Although our study was not underpowered, we did not find a statistically significant difference in sB2M between pSS and sSS groups. This is in contrast to the results from Baldini et al.(19) but similar to that reported by Asashima et al.(5) Unlike other investigators,(5,18) we only included patients with sicca symptoms, since the idea behind our study was to develop an additional tool to benefit in the diagnosis of those in whom SS is suspected (i.e., in those with sicca symptoms). In our study, fibromyalgia was more common in those with sicca symptoms but no autoimmune disease (snSS group). However, proteomic analysis of saliva has been already performed in patients with fibromyalgia and sB2M was not reported to be differentially expressed.(20) Therefore, this difference in the proportion of patients with fibromyalgia probably did not influence our results.
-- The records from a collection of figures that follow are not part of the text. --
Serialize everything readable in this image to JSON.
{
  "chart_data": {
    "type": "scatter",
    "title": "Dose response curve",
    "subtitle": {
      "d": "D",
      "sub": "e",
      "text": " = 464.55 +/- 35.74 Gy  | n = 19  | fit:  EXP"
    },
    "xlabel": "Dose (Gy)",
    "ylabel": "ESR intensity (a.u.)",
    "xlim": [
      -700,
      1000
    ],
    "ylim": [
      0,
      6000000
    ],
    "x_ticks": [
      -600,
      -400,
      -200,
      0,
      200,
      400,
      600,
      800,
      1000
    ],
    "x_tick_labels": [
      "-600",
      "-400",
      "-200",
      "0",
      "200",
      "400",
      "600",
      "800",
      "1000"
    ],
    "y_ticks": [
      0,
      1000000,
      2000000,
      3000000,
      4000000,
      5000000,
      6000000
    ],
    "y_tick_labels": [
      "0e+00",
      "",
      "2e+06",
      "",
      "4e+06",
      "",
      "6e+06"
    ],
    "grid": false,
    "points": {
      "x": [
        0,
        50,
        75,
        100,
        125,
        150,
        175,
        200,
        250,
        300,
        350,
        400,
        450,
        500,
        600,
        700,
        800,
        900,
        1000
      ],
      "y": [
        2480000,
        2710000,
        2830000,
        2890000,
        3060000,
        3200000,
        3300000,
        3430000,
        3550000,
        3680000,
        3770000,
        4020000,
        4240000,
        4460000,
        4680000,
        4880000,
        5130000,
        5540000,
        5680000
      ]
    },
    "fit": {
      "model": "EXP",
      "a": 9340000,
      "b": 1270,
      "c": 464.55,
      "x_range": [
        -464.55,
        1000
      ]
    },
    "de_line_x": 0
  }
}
Previous studies with sB2M have used parotid saliva.(2,3,21,22) Whole unstimulated saliva reflects the total contribution from all the salivary glands.(16) As Asashima et al.,(5) we also employed unstimulated whole saliva, because this collection method is rapid, simple, inexpensive, and non-invasive, and it is thus more likely to be used in real-life clinical settings.
Our study has some limitations. For example, there were some baseline differences between groups. HC were comparatively younger than the rest of the groups. However, sB2M was not correlated with age in a previous study.(22) The frequency of type 2 diabetes mellitus and arterial hypertension was also different between groups. However, as far as we know (and at least in PubMed/MEDLINE), there are no reports about the effect of diabetes mellitus (either type 1 or 2) or arterial hypertension on sB2M. Therefore, the possible influence of these two conditions on sB2M is currently unknown.
In conclusion, while sB2M may not be the ideal screening method for SS, it may be used as an adjunctive diagnostic test(22) and, in our setting, it can effectively distinguish between SS patients (either pSS or sSS) and those with sicca symptoms but no autoimmune disease. Including sB2M in our conventional diagnostic arsenal may assist in the evaluation of patients in whom SS is suspected; however, further studies are needed to clarify this hypothesis.